Il vient en rassemblant les morceaux du puzzle :

 m \, \Delta v \ = \ F \, \Delta t \ = \ \frac{GMm}{R^2} \ \times \ \frac{2R}{c} \ = \ \frac{2GMm}{cR}

On en déduit que la variation de vitesse :

 \Delta v \ = \ \frac{2GM}{cR}

est indépendante de la valeur exacte de la masse m. De plus, sachant que les valeurs des vitesses initiales et finales sont égales à : vi = vf = c, la figure suivante :

Deviation2.gif

permet de trouver la déviation angulaire :

\tan \frac{\varphi}{2} \ = \ \frac{\Delta v}{2c}

Cette déviation étant très petite, on approxime par : tan φ∼φ, d'où la prédiction Newtonienne :


 \varphi_{Newton} \ \sim \ \frac{2GM}{c^2R}


NB Le résultat du calcul rigoureux (« déviation Rutherford ») est exactement le même que celui obtenu par ce calcul heuristique très simplifié.

Pour le Soleil, on a les valeurs numériques suivantes[2] :

  • M \ \simeq \ 1.99 \ 10^{+30}\,\text{kg}
  • R \ \simeq \ 6.96 \ 10^{+8}\,\text{m}

d'où la prédiction Newtonienne en secondes d'arc :


 \varphi_{Newton} \ \sim \ 0.875 ''

Prédiction de la relativité générale

La relativité générale d'Einstein prédit une déviation deux fois plus grande que celle obtenue par les équations de Newton :


 \varphi_{Einstein} \ \sim \ \frac{4GM}{c^2R} \ = \ 2 \, \varphi_{Newton} \ \sim \ 1.75 ''

Résultats expérimentaux d'Eddington (1919)

Les expériences de 1919 consistent à observer le déplacement apparent d'étoiles voisines du Soleil sur le fond du ciel, déplacement mesuré par rapport à leur position habituelle lorsqu'elles ne se trouvent pas en incidence rasante.

La mesure en incidence rasante ne peut se faire que lors d'une éclipse de Soleil, seule possibilité de voir ces étoiles alors voisines du Soleil sur le fond du ciel. La difficulté de l'expérience vient du fait que les éclipses possèdent une durée relativement courte : les mesures doivent être faites rapidement, ce qui gêne la recherche de précision.

Les résultats expérimentaux publiés par Arthur Eddington et ses collaborateurs sont :

  • Expérience de Sobral (Brésil) :  \varphi \sim 1,98 \pm 0,12
  • Expérience de Principe (golfe de Guinée) :  \varphi \sim 1,61 \pm 0,31

La valeur donnée pour Sobral est celle de la lunette de secours. Pour la lunette principale de Sobral, la valeur mesurée est de 0,93, mais Eddington et ses collaborateurs ont conclu qu'il y avait eu des erreurs de manipulation, et donc la marge d'erreur ne peut être évaluée.

Validité des résultats

Les résultats d'Eddington confortent parfaitement les prédictions de la relativité générale, puisque les prédictions de celle-ci se trouvent toutes dans l'intervalle de confiance, tandis que les prédictions suivant la théorie de Newton sont en dehors.

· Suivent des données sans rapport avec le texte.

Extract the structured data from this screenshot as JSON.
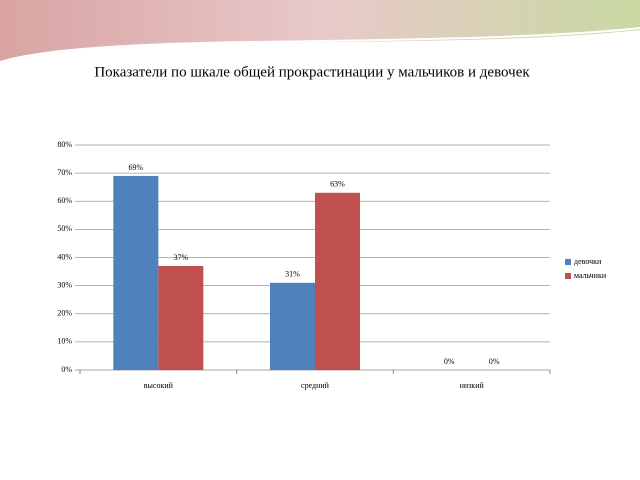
{
  "chart_data": {
    "type": "bar",
    "title": "Показатели по шкале общей прокрастинации у мальчиков и девочек",
    "categories": [
      "высокий",
      "средний",
      "низкий"
    ],
    "series": [
      {
        "name": "девочки",
        "color": "#4f81bd",
        "values": [
          69,
          31,
          0
        ],
        "value_labels": [
          "69%",
          "31%",
          "0%"
        ]
      },
      {
        "name": "мальчики",
        "color": "#c0504d",
        "values": [
          37,
          63,
          0
        ],
        "value_labels": [
          "37%",
          "63%",
          "0%"
        ]
      }
    ],
    "ylim": [
      0,
      80
    ],
    "yticks": [
      {
        "value": 0,
        "label": "0%"
      },
      {
        "value": 10,
        "label": "10%"
      },
      {
        "value": 20,
        "label": "20%"
      },
      {
        "value": 30,
        "label": "30%"
      },
      {
        "value": 40,
        "label": "40%"
      },
      {
        "value": 50,
        "label": "50%"
      },
      {
        "value": 60,
        "label": "60%"
      },
      {
        "value": 70,
        "label": "70%"
      },
      {
        "value": 80,
        "label": "80%"
      }
    ],
    "grid": true,
    "legend": "right"
  }
}
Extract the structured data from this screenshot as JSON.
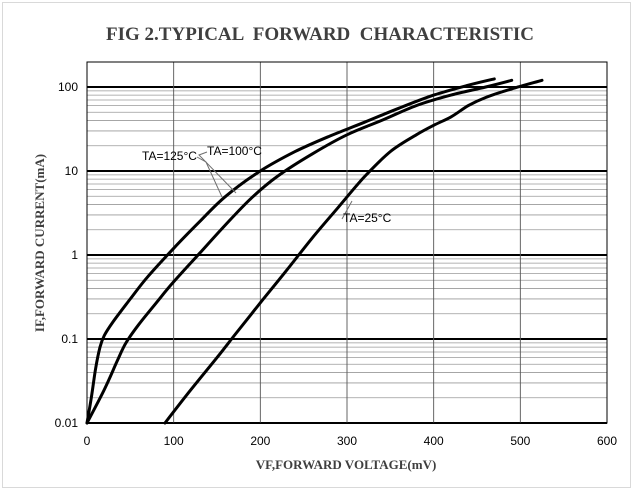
{
  "chart_data": {
    "type": "line",
    "title": "FIG 2.TYPICAL  FORWARD  CHARACTERISTIC",
    "xlabel": "VF,FORWARD VOLTAGE(mV)",
    "ylabel": "IF,FORWARD CURRENT(mA)",
    "x_scale": "linear",
    "y_scale": "log",
    "xlim": [
      0,
      600
    ],
    "ylim": [
      0.01,
      200
    ],
    "x_ticks": [
      "0",
      "100",
      "200",
      "300",
      "400",
      "500",
      "600"
    ],
    "y_ticks": [
      "0.01",
      "0.1",
      "1",
      "10",
      "100"
    ],
    "grid": true,
    "series": [
      {
        "name": "TA=125°C",
        "color": "#000000",
        "points": [
          [
            0,
            0.01
          ],
          [
            5,
            0.02
          ],
          [
            10,
            0.045
          ],
          [
            15,
            0.08
          ],
          [
            20,
            0.11
          ],
          [
            30,
            0.16
          ],
          [
            50,
            0.3
          ],
          [
            70,
            0.55
          ],
          [
            100,
            1.2
          ],
          [
            130,
            2.5
          ],
          [
            160,
            5
          ],
          [
            200,
            10
          ],
          [
            240,
            17
          ],
          [
            280,
            26
          ],
          [
            320,
            38
          ],
          [
            360,
            56
          ],
          [
            400,
            80
          ],
          [
            440,
            105
          ],
          [
            470,
            125
          ]
        ]
      },
      {
        "name": "TA=100°C",
        "color": "#000000",
        "points": [
          [
            0,
            0.01
          ],
          [
            20,
            0.025
          ],
          [
            35,
            0.055
          ],
          [
            45,
            0.09
          ],
          [
            60,
            0.15
          ],
          [
            80,
            0.27
          ],
          [
            100,
            0.48
          ],
          [
            130,
            1.05
          ],
          [
            160,
            2.3
          ],
          [
            190,
            4.8
          ],
          [
            220,
            8.7
          ],
          [
            260,
            16
          ],
          [
            300,
            27
          ],
          [
            340,
            40
          ],
          [
            380,
            60
          ],
          [
            420,
            80
          ],
          [
            460,
            100
          ],
          [
            490,
            120
          ]
        ]
      },
      {
        "name": "TA=25°C",
        "color": "#000000",
        "points": [
          [
            90,
            0.01
          ],
          [
            120,
            0.025
          ],
          [
            150,
            0.06
          ],
          [
            170,
            0.11
          ],
          [
            200,
            0.27
          ],
          [
            230,
            0.65
          ],
          [
            260,
            1.6
          ],
          [
            290,
            3.7
          ],
          [
            320,
            8.5
          ],
          [
            350,
            17
          ],
          [
            380,
            27
          ],
          [
            400,
            35
          ],
          [
            420,
            44
          ],
          [
            440,
            60
          ],
          [
            460,
            75
          ],
          [
            490,
            95
          ],
          [
            525,
            120
          ]
        ]
      }
    ],
    "annotations": [
      {
        "text": "TA=125°C",
        "series": "TA=125°C"
      },
      {
        "text": "TA=100°C",
        "series": "TA=100°C"
      },
      {
        "text": "TA=25°C",
        "series": "TA=25°C"
      }
    ]
  }
}
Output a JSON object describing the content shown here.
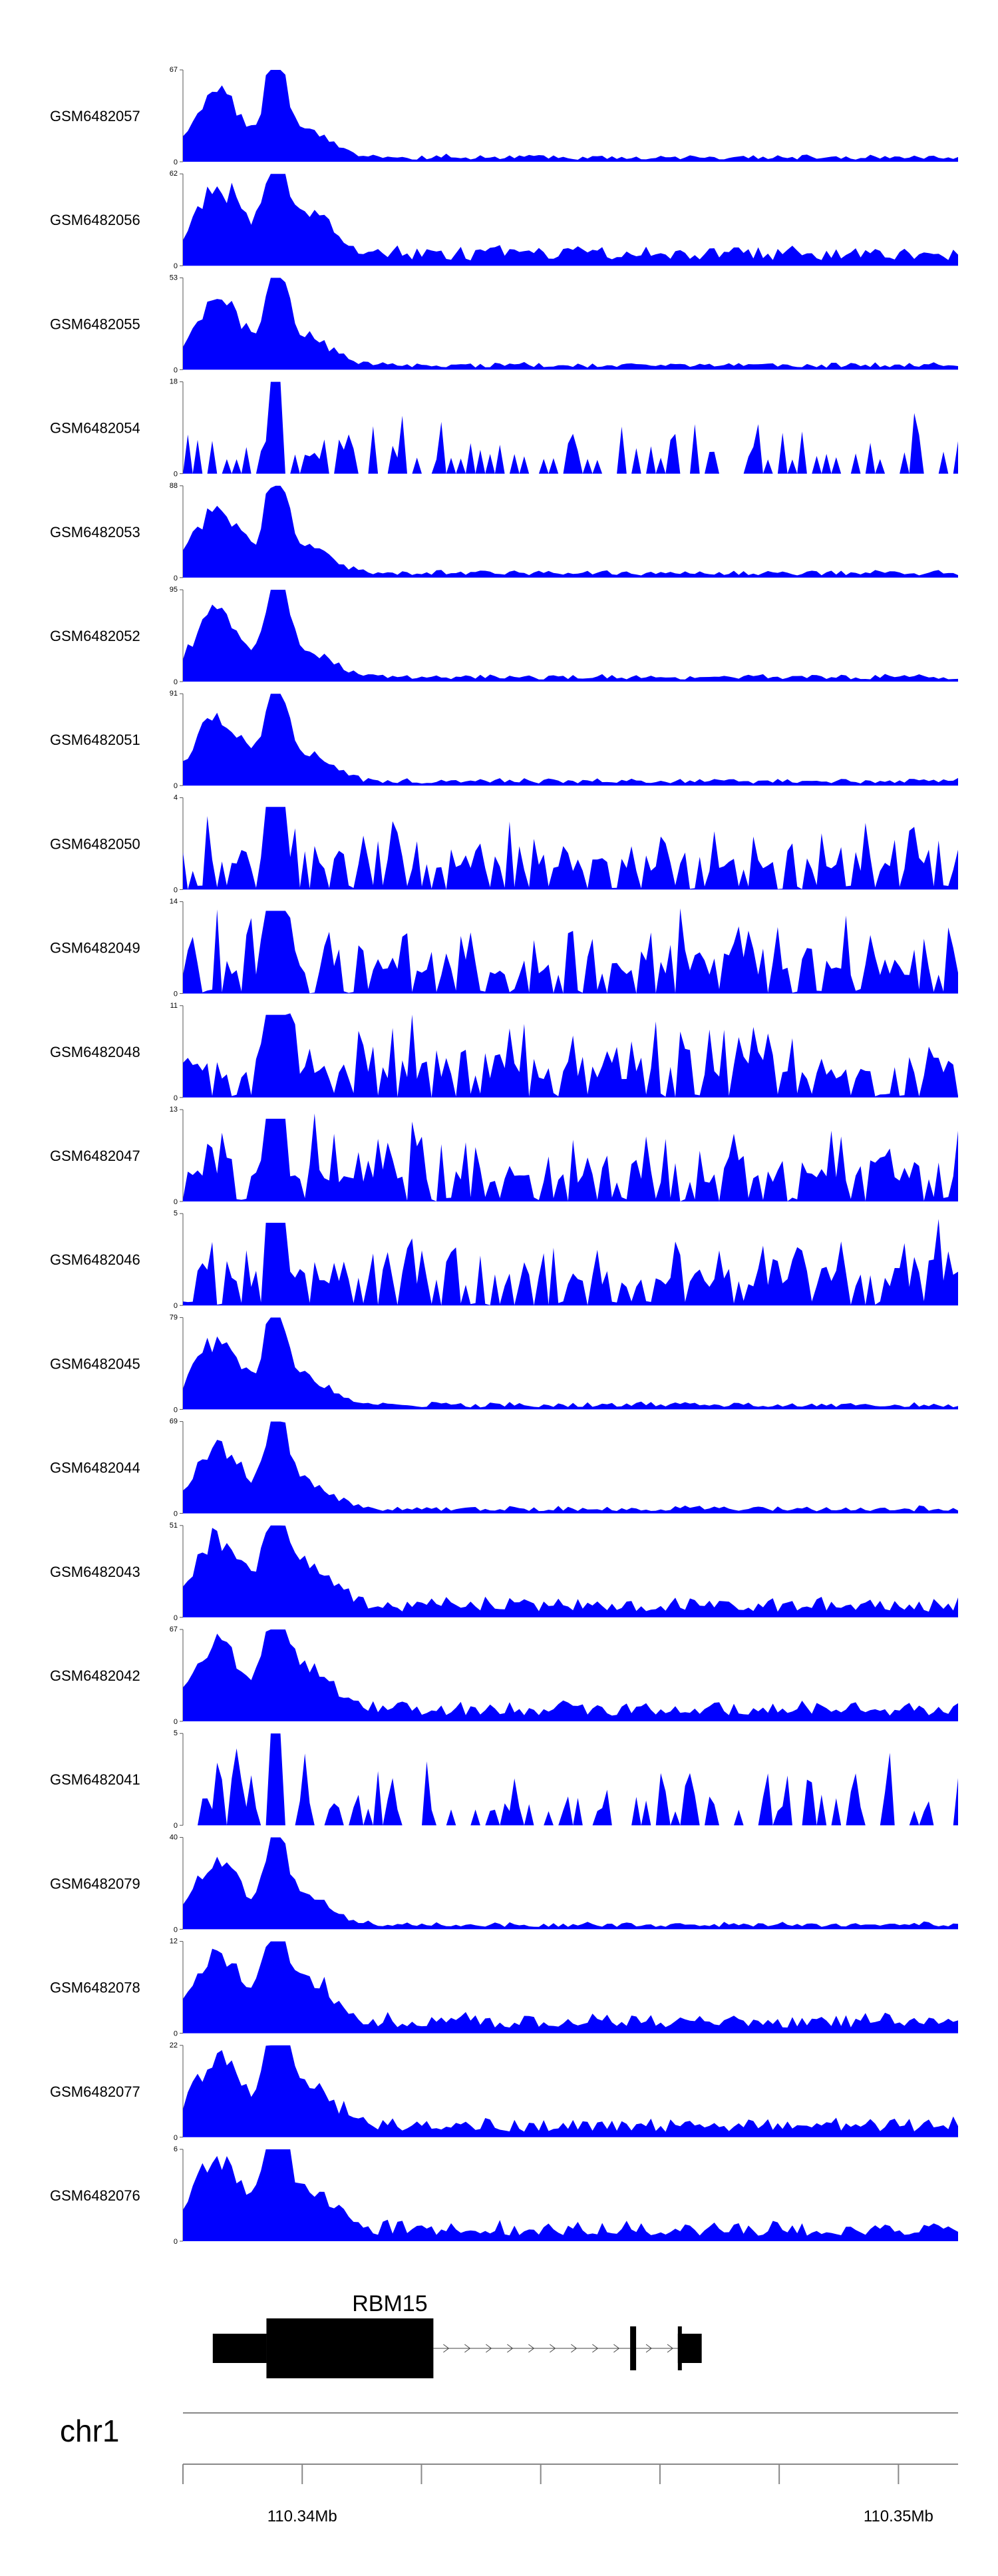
{
  "chart_data": {
    "type": "area",
    "title": "",
    "chromosome": "chr1",
    "x_unit": "Mb",
    "xlim": [
      110.3377,
      110.3507
    ],
    "x_ticks": [
      110.3377,
      110.3397,
      110.3417,
      110.3437,
      110.3457,
      110.3477,
      110.3497
    ],
    "x_tick_labels": [
      {
        "value": 110.3397,
        "label": "110.34Mb"
      },
      {
        "value": 110.3497,
        "label": "110.35Mb"
      }
    ],
    "fill_color": "#0000ff",
    "tracks": [
      {
        "name": "GSM6482057",
        "ymax": 67,
        "profile": "sharp"
      },
      {
        "name": "GSM6482056",
        "ymax": 62,
        "profile": "broad"
      },
      {
        "name": "GSM6482055",
        "ymax": 53,
        "profile": "sharp"
      },
      {
        "name": "GSM6482054",
        "ymax": 18,
        "profile": "sparse"
      },
      {
        "name": "GSM6482053",
        "ymax": 88,
        "profile": "sharp"
      },
      {
        "name": "GSM6482052",
        "ymax": 95,
        "profile": "sharp"
      },
      {
        "name": "GSM6482051",
        "ymax": 91,
        "profile": "sharp"
      },
      {
        "name": "GSM6482050",
        "ymax": 4,
        "profile": "noisy"
      },
      {
        "name": "GSM6482049",
        "ymax": 14,
        "profile": "noisy"
      },
      {
        "name": "GSM6482048",
        "ymax": 11,
        "profile": "noisy"
      },
      {
        "name": "GSM6482047",
        "ymax": 13,
        "profile": "noisy"
      },
      {
        "name": "GSM6482046",
        "ymax": 5,
        "profile": "noisy"
      },
      {
        "name": "GSM6482045",
        "ymax": 79,
        "profile": "sharp"
      },
      {
        "name": "GSM6482044",
        "ymax": 69,
        "profile": "sharp"
      },
      {
        "name": "GSM6482043",
        "ymax": 51,
        "profile": "broad"
      },
      {
        "name": "GSM6482042",
        "ymax": 67,
        "profile": "broad"
      },
      {
        "name": "GSM6482041",
        "ymax": 5,
        "profile": "sparse"
      },
      {
        "name": "GSM6482079",
        "ymax": 40,
        "profile": "sharp"
      },
      {
        "name": "GSM6482078",
        "ymax": 12,
        "profile": "broad"
      },
      {
        "name": "GSM6482077",
        "ymax": 22,
        "profile": "broad"
      },
      {
        "name": "GSM6482076",
        "ymax": 6,
        "profile": "broad"
      }
    ],
    "ymin_label": "0",
    "gene": {
      "name": "RBM15",
      "strand": "+",
      "utr5": [
        110.3382,
        110.3391
      ],
      "cds": [
        110.3391,
        110.3419
      ],
      "introns": [
        [
          110.3419,
          110.3452
        ],
        [
          110.3453,
          110.346
        ]
      ],
      "exons": [
        [
          110.3452,
          110.3453
        ],
        [
          110.346,
          110.346
        ],
        [
          110.346,
          110.3464
        ]
      ]
    }
  }
}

Cependant, des critiques plus récentes affirment que la précision des mesures a été surestimée par Eddington. Avec des évaluations plus pessimistes, la marge d'erreur est du même ordre de grandeur que le phénomène à mesurer, et donc l'expérience ne permettait pas de rejeter la théorie de Newton.

Aujourd'hui, les avis sur la rigueur d'Eddington sont très partagés. Pour Jean-Marc Bonnet Bidaud[6], la sélection des mesures valables par Eddington relève du trucage, guidé par une véritable volonté de prouver à tout prix qu'Einstein avait raison. Pour Jean Eisenstaedt, dans Einstein et la relativité générale, au contraire, Eddington a agi avec une parfaite rigueur dans sa sélection des mesures les moins entachées d'erreur (puisque la relativité générale a bien été confirmée, il est légitime de dire aujourd'hui que la valeur de 0,93 devait bien être erronée, et les autres justes). Stephen Hawking, dans Une Brève histoire du temps, est plus mesuré : pour lui, les valeurs trouvées par Eddington malgré tous les facteurs d'erreur possible relèvent de l'effet expérimentateur, la tendance inévitable à lire dans les observations le résultat que l'on cherche alors qu'il est en fait indéterminé.

Répercussions de l'expérience

Les mesures annoncées par Eddington ont fait les gros titres de la presse de l'époque et ont contribué à faire accéder Einstein à la notoriété dans le grand public.

Cependant, les scientifiques sont plus hésitants. La Société astronomique royale britannique accueille les résultats avec prudence. Trop complexe pour des prédictions d'effets peu visibles, la relativité générale ne séduit la majorité des astrophysiciens que 40 ans plus tard (voir Âge d'or de la relativité générale). C'est un des facteurs expliquant qu'elle n'ait pas valu de prix Nobel à Einstein.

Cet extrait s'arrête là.